The type A personality is a collection of behaviors that include impatience and a sense of urgency about accomplishing most tasks; aggressiveness and sometimes hostility toward others, especially those who “get in the way”; and a desire for achievement that leads to exaggerated competitiveness and striving for success. Type A personalities lead fast-paced lives; they speak quickly, walk quickly, eat quickly—all in an attempt to accomplish as much as possible in as little time as possible. By comparison, type B personalities are relaxed and easygoing, less concerned with the pressures of success (but are not lazy), and generally lead less hectic lives.

History and Importance

Interest in type A behavior first arose in the 1950s when two cardiologists, Meyer Friedman and Ray Rosenman, noticed that patients with coronary problems seemed to behave differently from noncoronary patients. Careful observation led Friedman and Rosenman to describe the type A behavior pattern as “an action-emotion complex that can be observed in any person who is aggressively involved in a chronic, incessant struggle to achieve more and more in less and less time, and if required to do so, against the opposing efforts of other things and other persons.” Subsequent research sought to validate speculation that the type A pattern made a person prone to coronary disease. In one of the most famous early studies, the Western Collaborative Group Study (WCGS), more than 3,000 middle-aged men were followed for 8½ years beginning in 1960–1961.

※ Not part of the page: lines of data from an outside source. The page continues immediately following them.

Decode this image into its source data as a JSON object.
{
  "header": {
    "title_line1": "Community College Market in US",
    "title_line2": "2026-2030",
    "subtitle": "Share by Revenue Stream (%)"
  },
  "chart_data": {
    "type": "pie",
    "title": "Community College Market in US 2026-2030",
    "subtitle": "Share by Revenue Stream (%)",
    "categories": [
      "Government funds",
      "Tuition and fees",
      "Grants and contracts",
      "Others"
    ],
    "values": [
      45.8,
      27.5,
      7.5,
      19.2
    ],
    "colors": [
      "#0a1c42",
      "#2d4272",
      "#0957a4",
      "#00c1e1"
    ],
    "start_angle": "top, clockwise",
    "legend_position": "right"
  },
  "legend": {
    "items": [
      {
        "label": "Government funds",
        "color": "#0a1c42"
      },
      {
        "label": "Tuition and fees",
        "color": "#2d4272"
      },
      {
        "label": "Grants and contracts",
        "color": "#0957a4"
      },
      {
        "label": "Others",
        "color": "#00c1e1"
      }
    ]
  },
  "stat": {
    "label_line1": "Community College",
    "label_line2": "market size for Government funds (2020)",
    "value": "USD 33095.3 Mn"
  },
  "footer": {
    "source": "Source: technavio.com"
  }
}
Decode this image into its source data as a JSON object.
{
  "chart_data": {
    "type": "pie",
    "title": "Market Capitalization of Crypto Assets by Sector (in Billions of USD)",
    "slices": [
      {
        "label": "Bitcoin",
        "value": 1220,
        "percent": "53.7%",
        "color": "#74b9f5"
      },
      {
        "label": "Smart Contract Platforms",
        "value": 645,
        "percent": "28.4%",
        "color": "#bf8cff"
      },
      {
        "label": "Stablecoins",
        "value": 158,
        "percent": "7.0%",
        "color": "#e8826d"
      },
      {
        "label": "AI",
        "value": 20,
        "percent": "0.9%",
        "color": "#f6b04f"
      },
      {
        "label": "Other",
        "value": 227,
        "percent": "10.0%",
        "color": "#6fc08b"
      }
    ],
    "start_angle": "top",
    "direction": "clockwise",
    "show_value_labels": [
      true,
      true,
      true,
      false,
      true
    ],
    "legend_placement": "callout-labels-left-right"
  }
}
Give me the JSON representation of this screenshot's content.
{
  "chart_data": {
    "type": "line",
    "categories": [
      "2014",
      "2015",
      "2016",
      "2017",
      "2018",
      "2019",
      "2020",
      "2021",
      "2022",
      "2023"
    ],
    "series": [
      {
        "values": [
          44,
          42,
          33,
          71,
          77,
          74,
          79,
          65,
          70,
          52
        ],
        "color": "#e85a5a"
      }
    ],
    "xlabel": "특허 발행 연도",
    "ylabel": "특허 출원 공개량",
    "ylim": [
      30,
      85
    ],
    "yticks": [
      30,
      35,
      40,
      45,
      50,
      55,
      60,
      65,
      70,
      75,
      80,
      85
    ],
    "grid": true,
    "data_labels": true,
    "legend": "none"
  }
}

All the men were free from coronary disease at the beginning of the study. When data collection was terminated in 1969, nearly twice as many type A personalities as type B personalities had developed coronary heart disease. At the time, type A behavior appeared to be a personality or lifestyle predictor of coronary disease on par with traditional and well-known risk factors such as smoking, high cholesterol, and hypertension.

Other medical research soon followed and with it came mixed results and controversy. Some studies replicated the WCGS, but others (including longerterm follow-ups of the WCGS sample) did not, and the results for women and various ethnic groups were not always consistent. Much of the confusion could be traced to the way type A behavior was measured in research. The original method for identifying type A behavior is called the structured interview (SI). It is time-consuming and requires special training to administer. Alternative questionnaire measures, the most well-known being the Jenkins Activity Survey, were developed to allow faster and more efficient assessment. Unfortunately, the questionnaires mimic the content of the SI but do not include the challenges that are part of the interview nor do they capture the speech style and nonverbal cues that are crucial to identifying type A behavior during the SI. Not surprisingly, research conducted with the two forms of assessment does not always arrive at similar conclusions because different features of type A behavior are being emphasized. In some ways, this problem was a blessing in disguise because it prompted researchers to explore how particular facets of type A behavior are related to coronary risk.